Numerical instability in Google Colab - Part 4 of Makemore
sachag678 opened this issue · 8 comments
I ran into an interesting issue in makemore 4 backpro ninja where the dhpreact was not exactly matching the hpreact.grad.
However, this was only in the collab notebook because when I put the same code into a local jupyter notebook it works fine.
Not sure why this would be the case but just an odd curiosity.
oh oh
I'm guessing it has something to do with the python versions?
Yes. I have an issue with colab. But I don't have an issue with the local VScode Jupyter notebook.
The local Jupyter notebook version is
Python 3.7.13
The tested colab notebook version is
3.7.14 (default, Sep 8 2022, 00:06:44)
[GCC 7.5.0]
If the diff number is too small, maybe it is fine to use some way to accept it?
Colab tested notebook: https://colab.research.google.com/drive/1HmZ8bgtAfvyMaZyu3Sr1Bgxsj35jitTs?usp=sharing
Maybe the issue is Pytorch version?
I used the t.grad.sum() and dt.sum() to compare the sum between colab and the local notebook.
colab.txt
local.txt
I posted it on Pytorch forum, and I got no answer: https://discuss.pytorch.org/t/numerical-instability-in-google-colab/163610
I am planning to post it on Colab Git Issues.
Yes. I have an issue with colab. But I don't have an issue with the local VScode Jupyter notebook. The local Jupyter notebook version is Python 3.7.13 The tested colab notebook version is 3.7.14 (default, Sep 8 2022, 00:06:44) [GCC 7.5.0]
If the diff number is too small, maybe it is fine to use some way to accept it? Colab tested notebook: https://colab.research.google.com/drive/1HmZ8bgtAfvyMaZyu3Sr1Bgxsj35jitTs?usp=sharing
Maybe the issue is Pytorch version?
I am getting exactly same maxdiff
for hpreact, and my notebook is running on local machine.
Python 3.9.13
&
torch.version
'1.12.1'
I've got a strange observation (using the colab version)
dlogit_maxes = - dnorm_logits.sum(dim=1, keepdim=True)
gives me exact equality
dlogit_maxes = - dnorm_logits.sum(dim=1)
gives approximate equality with a maxdiff ~ 10^-8
In this exapmple - if shapes of the gradients are not equal, but the comparison is made after broadcasting (I guess) - there is a residual difference, otherwise the values equal exactly. Somehow it might have to do with the accuracy limitations of the floating point operations. In this case values are float32 and 10^-8 is close to the precision limit for float32 operations.

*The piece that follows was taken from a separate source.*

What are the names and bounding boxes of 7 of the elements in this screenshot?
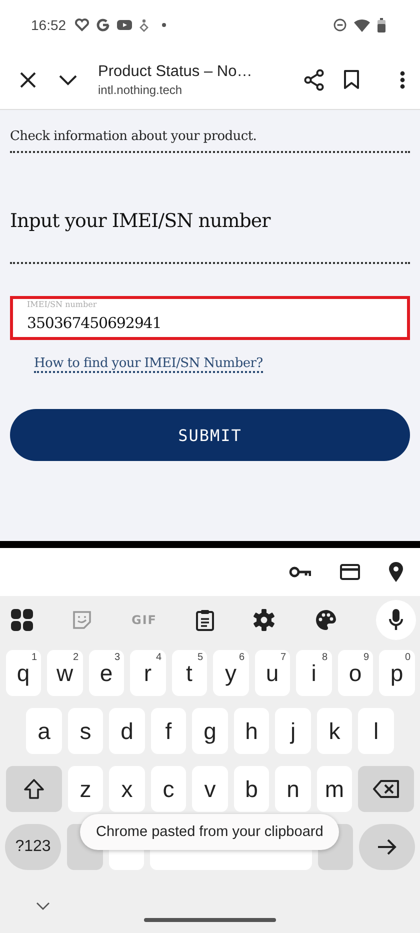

I've made a PR for the cmp function to output comparison of shapes, it could probably be useful: #36
Another thing is that maybe what matters is the order of the arithmetic operations. Apparently addition and multiplications of the floats are not associative https://pytorch.org/docs/stable/notes/numerical_accuracy.html
Also the doc says that there results my be inconsistent across devices, and commits in the software.
I had the same difference problem between gradients when running locally, because I used GPU to store tensors and perform computations. Once I changed to CPU, I had the difference in the later computations because of the ordering of operations. I managed to get the exact gradients running on CPU and reordering computations to be the same as in the lecture.